A Telephone for the World
Martin Collins
This book explores the story of globalization at a crucial period in US and international history. As the Cold War waned, corporations and nations reoriented toward a new global order in which markets, neoliberal ideology, and the ideal of a borderless world predominated. As a planetary-scale technological system, the project became emblematic of this shift and of the role of the United States as geopolitical superpower. In its ambition, scope, challenges, and organizing ideas, this project provides telling insight into how this new global condition stimulated a re-thinking of corporate practices—on the factory floor, in culture and knowledge, and in international relations.
Combining oral history interviews with research in corporate records, Martin Collins opens up new angles on what global meant in the years just before and after the end of the Cold War. The first book to tell the story of this project (Iridium) in this context, A Telephone for the World is a fascinating look at how people, nations, and corporations across the world grappled in different ways with the meaning of a new historical era.
Trillion Dollar Coach: The Leadership Playbook of Silicon Valley’s Bill Campbell
Eric Schmidt, Jonathan Rosenberg, and Alan Eagle
Bill Campbell played an instrumental role in the growth of several prominent companies, such as Google, Apple, and Intuit, fostering deep relationships with Silicon Valley visionaries, including Steve Jobs, Larry Page, and Eric Schmidt. In addition, this business genius mentored dozens of other important leaders on both coasts, from entrepreneurs to venture capitalists to educators to football players, leaving behind a legacy of growing companies, successful people, respect, friendship, and love after his death in 2016.
Leaders at Google for over a decade, Eric Schmidt, Jonathan Rosenberg, and Alan Eagle experienced firsthand how the man fondly known as Coach Bill build trusting relationships, fostered personal growth—even in those at the pinnacle of their careers—inspired courage, and identified and resolved simmering tensions that inevitably arise in fast-moving environments. To honor their mentor and inspire and teach future generations, they have codified his wisdom in this essential guide.
Based on interviews with over eighty people who knew and loved Bill Campbell, Trillion Dollar Coach explains the Coach’s principles and illustrates them with stories from the many great people and companies with which he worked. The result is a blueprint for forward-thinking business leaders and managers that will help them create higher performing and faster moving cultures, teams, and companies.

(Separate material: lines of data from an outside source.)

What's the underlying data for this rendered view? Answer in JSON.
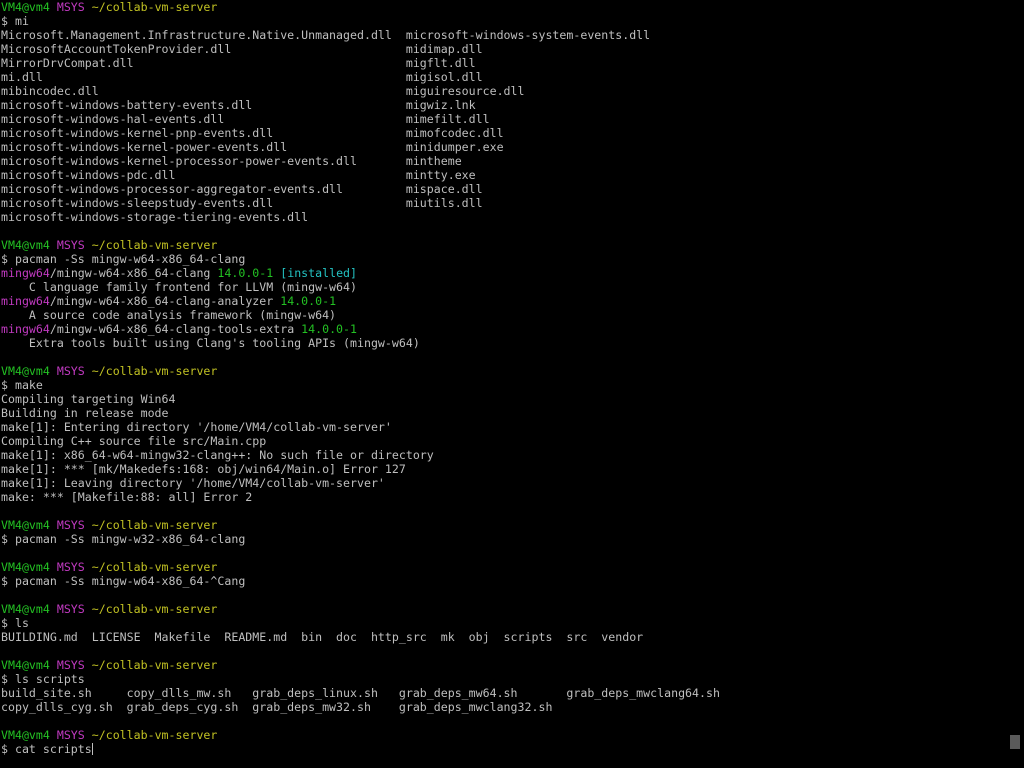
{
  "terminal": {
    "lines": [
      {
        "segs": [
          {
            "t": "VM4@vm4 ",
            "c": "user"
          },
          {
            "t": "MSYS ",
            "c": "sys"
          },
          {
            "t": "~/collab-vm-server",
            "c": "path"
          }
        ]
      },
      {
        "segs": [
          {
            "t": "$ mi",
            "c": "text"
          }
        ]
      },
      {
        "segs": [
          {
            "t": "Microsoft.Management.Infrastructure.Native.Unmanaged.dll  microsoft-windows-system-events.dll",
            "c": "text"
          }
        ]
      },
      {
        "segs": [
          {
            "t": "MicrosoftAccountTokenProvider.dll                         midimap.dll",
            "c": "text"
          }
        ]
      },
      {
        "segs": [
          {
            "t": "MirrorDrvCompat.dll                                       migflt.dll",
            "c": "text"
          }
        ]
      },
      {
        "segs": [
          {
            "t": "mi.dll                                                    migisol.dll",
            "c": "text"
          }
        ]
      },
      {
        "segs": [
          {
            "t": "mibincodec.dll                                            miguiresource.dll",
            "c": "text"
          }
        ]
      },
      {
        "segs": [
          {
            "t": "microsoft-windows-battery-events.dll                      migwiz.lnk",
            "c": "text"
          }
        ]
      },
      {
        "segs": [
          {
            "t": "microsoft-windows-hal-events.dll                          mimefilt.dll",
            "c": "text"
          }
        ]
      },
      {
        "segs": [
          {
            "t": "microsoft-windows-kernel-pnp-events.dll                   mimofcodec.dll",
            "c": "text"
          }
        ]
      },
      {
        "segs": [
          {
            "t": "microsoft-windows-kernel-power-events.dll                 minidumper.exe",
            "c": "text"
          }
        ]
      },
      {
        "segs": [
          {
            "t": "microsoft-windows-kernel-processor-power-events.dll       mintheme",
            "c": "text"
          }
        ]
      },
      {
        "segs": [
          {
            "t": "microsoft-windows-pdc.dll                                 mintty.exe",
            "c": "text"
          }
        ]
      },
      {
        "segs": [
          {
            "t": "microsoft-windows-processor-aggregator-events.dll         mispace.dll",
            "c": "text"
          }
        ]
      },
      {
        "segs": [
          {
            "t": "microsoft-windows-sleepstudy-events.dll                   miutils.dll",
            "c": "text"
          }
        ]
      },
      {
        "segs": [
          {
            "t": "microsoft-windows-storage-tiering-events.dll",
            "c": "text"
          }
        ]
      },
      {
        "segs": []
      },
      {
        "segs": [
          {
            "t": "VM4@vm4 ",
            "c": "user"
          },
          {
            "t": "MSYS ",
            "c": "sys"
          },
          {
            "t": "~/collab-vm-server",
            "c": "path"
          }
        ]
      },
      {
        "segs": [
          {
            "t": "$ pacman -Ss mingw-w64-x86_64-clang",
            "c": "text"
          }
        ]
      },
      {
        "segs": [
          {
            "t": "mingw64",
            "c": "repo"
          },
          {
            "t": "/mingw-w64-x86_64-clang ",
            "c": "text"
          },
          {
            "t": "14.0.0-1 ",
            "c": "ver"
          },
          {
            "t": "[installed]",
            "c": "inst"
          }
        ]
      },
      {
        "segs": [
          {
            "t": "    C language family frontend for LLVM (mingw-w64)",
            "c": "text"
          }
        ]
      },
      {
        "segs": [
          {
            "t": "mingw64",
            "c": "repo"
          },
          {
            "t": "/mingw-w64-x86_64-clang-analyzer ",
            "c": "text"
          },
          {
            "t": "14.0.0-1",
            "c": "ver"
          }
        ]
      },
      {
        "segs": [
          {
            "t": "    A source code analysis framework (mingw-w64)",
            "c": "text"
          }
        ]
      },
      {
        "segs": [
          {
            "t": "mingw64",
            "c": "repo"
          },
          {
            "t": "/mingw-w64-x86_64-clang-tools-extra ",
            "c": "text"
          },
          {
            "t": "14.0.0-1",
            "c": "ver"
          }
        ]
      },
      {
        "segs": [
          {
            "t": "    Extra tools built using Clang's tooling APIs (mingw-w64)",
            "c": "text"
          }
        ]
      },
      {
        "segs": []
      },
      {
        "segs": [
          {
            "t": "VM4@vm4 ",
            "c": "user"
          },
          {
            "t": "MSYS ",
            "c": "sys"
          },
          {
            "t": "~/collab-vm-server",
            "c": "path"
          }
        ]
      },
      {
        "segs": [
          {
            "t": "$ make",
            "c": "text"
          }
        ]
      },
      {
        "segs": [
          {
            "t": "Compiling targeting Win64",
            "c": "text"
          }
        ]
      },
      {
        "segs": [
          {
            "t": "Building in release mode",
            "c": "text"
          }
        ]
      },
      {
        "segs": [
          {
            "t": "make[1]: Entering directory '/home/VM4/collab-vm-server'",
            "c": "text"
          }
        ]
      },
      {
        "segs": [
          {
            "t": "Compiling C++ source file src/Main.cpp",
            "c": "text"
          }
        ]
      },
      {
        "segs": [
          {
            "t": "make[1]: x86_64-w64-mingw32-clang++: No such file or directory",
            "c": "text"
          }
        ]
      },
      {
        "segs": [
          {
            "t": "make[1]: *** [mk/Makedefs:168: obj/win64/Main.o] Error 127",
            "c": "text"
          }
        ]
      },
      {
        "segs": [
          {
            "t": "make[1]: Leaving directory '/home/VM4/collab-vm-server'",
            "c": "text"
          }
        ]
      },
      {
        "segs": [
          {
            "t": "make: *** [Makefile:88: all] Error 2",
            "c": "text"
          }
        ]
      },
      {
        "segs": []
      },
      {
        "segs": [
          {
            "t": "VM4@vm4 ",
            "c": "user"
          },
          {
            "t": "MSYS ",
            "c": "sys"
          },
          {
            "t": "~/collab-vm-server",
            "c": "path"
          }
        ]
      },
      {
        "segs": [
          {
            "t": "$ pacman -Ss mingw-w32-x86_64-clang",
            "c": "text"
          }
        ]
      },
      {
        "segs": []
      },
      {
        "segs": [
          {
            "t": "VM4@vm4 ",
            "c": "user"
          },
          {
            "t": "MSYS ",
            "c": "sys"
          },
          {
            "t": "~/collab-vm-server",
            "c": "path"
          }
        ]
      },
      {
        "segs": [
          {
            "t": "$ pacman -Ss mingw-w64-x86_64-^Cang",
            "c": "text"
          }
        ]
      },
      {
        "segs": []
      },
      {
        "segs": [
          {
            "t": "VM4@vm4 ",
            "c": "user"
          },
          {
            "t": "MSYS ",
            "c": "sys"
          },
          {
            "t": "~/collab-vm-server",
            "c": "path"
          }
        ]
      },
      {
        "segs": [
          {
            "t": "$ ls",
            "c": "text"
          }
        ]
      },
      {
        "segs": [
          {
            "t": "BUILDING.md  LICENSE  Makefile  README.md  bin  doc  http_src  mk  obj  scripts  src  vendor",
            "c": "text"
          }
        ]
      },
      {
        "segs": []
      },
      {
        "segs": [
          {
            "t": "VM4@vm4 ",
            "c": "user"
          },
          {
            "t": "MSYS ",
            "c": "sys"
          },
          {
            "t": "~/collab-vm-server",
            "c": "path"
          }
        ]
      },
      {
        "segs": [
          {
            "t": "$ ls scripts",
            "c": "text"
          }
        ]
      },
      {
        "segs": [
          {
            "t": "build_site.sh     copy_dlls_mw.sh   grab_deps_linux.sh   grab_deps_mw64.sh       grab_deps_mwclang64.sh",
            "c": "text"
          }
        ]
      },
      {
        "segs": [
          {
            "t": "copy_dlls_cyg.sh  grab_deps_cyg.sh  grab_deps_mw32.sh    grab_deps_mwclang32.sh",
            "c": "text"
          }
        ]
      },
      {
        "segs": []
      },
      {
        "segs": [
          {
            "t": "VM4@vm4 ",
            "c": "user"
          },
          {
            "t": "MSYS ",
            "c": "sys"
          },
          {
            "t": "~/collab-vm-server",
            "c": "path"
          }
        ]
      },
      {
        "segs": [
          {
            "t": "$ cat scripts",
            "c": "text"
          }
        ],
        "cursor": true
      }
    ]
  }
}
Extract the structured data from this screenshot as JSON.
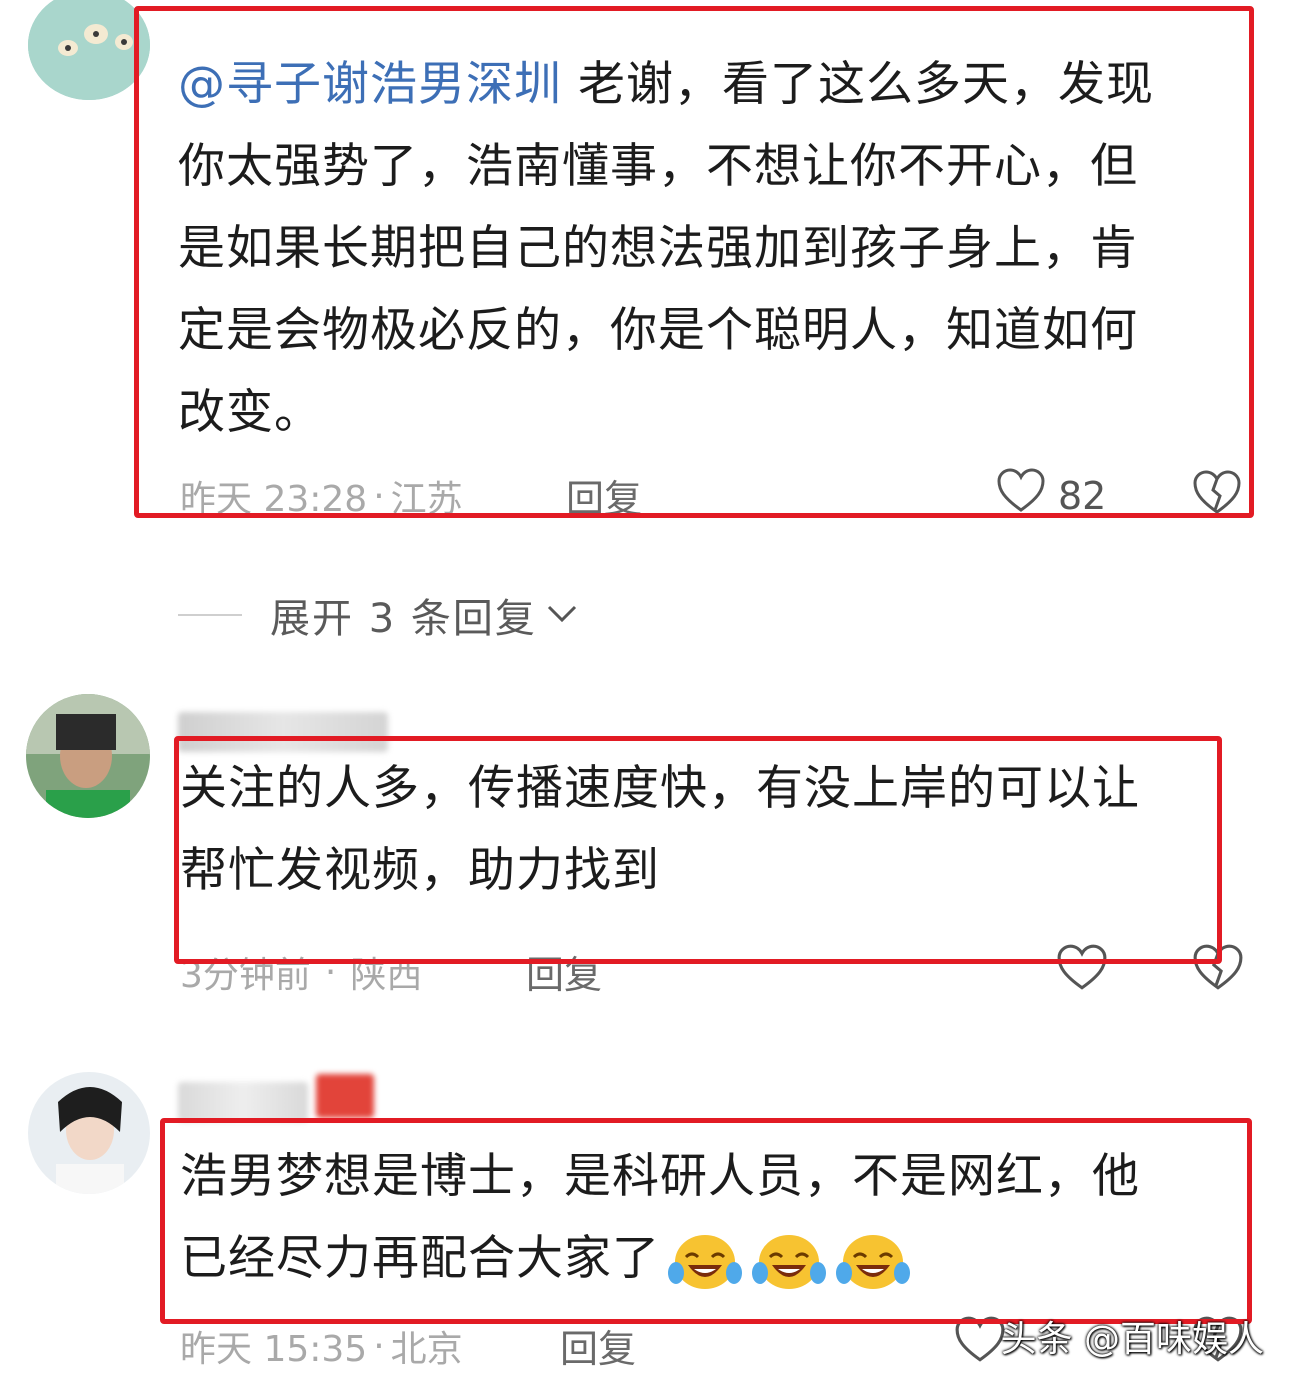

Europe’s Top 100 Masterpieces: Art for the Traveler
Rick Steves
Travel through time and discover Europe’s most iconic paintings, sculptures, and historic buildings. From Venus to Versailles, Apollo to David, and Mona Lisa to The Thinker, Rick and co-author Gene Openshaw will have you marveling, learning, and laughing, one masterpiece at a time. Whether you’re traveling to Europe or just dreaming about it, this book both stokes your wanderlust and kindles a greater appreciation of art, with historical context and information on where to see it for yourself.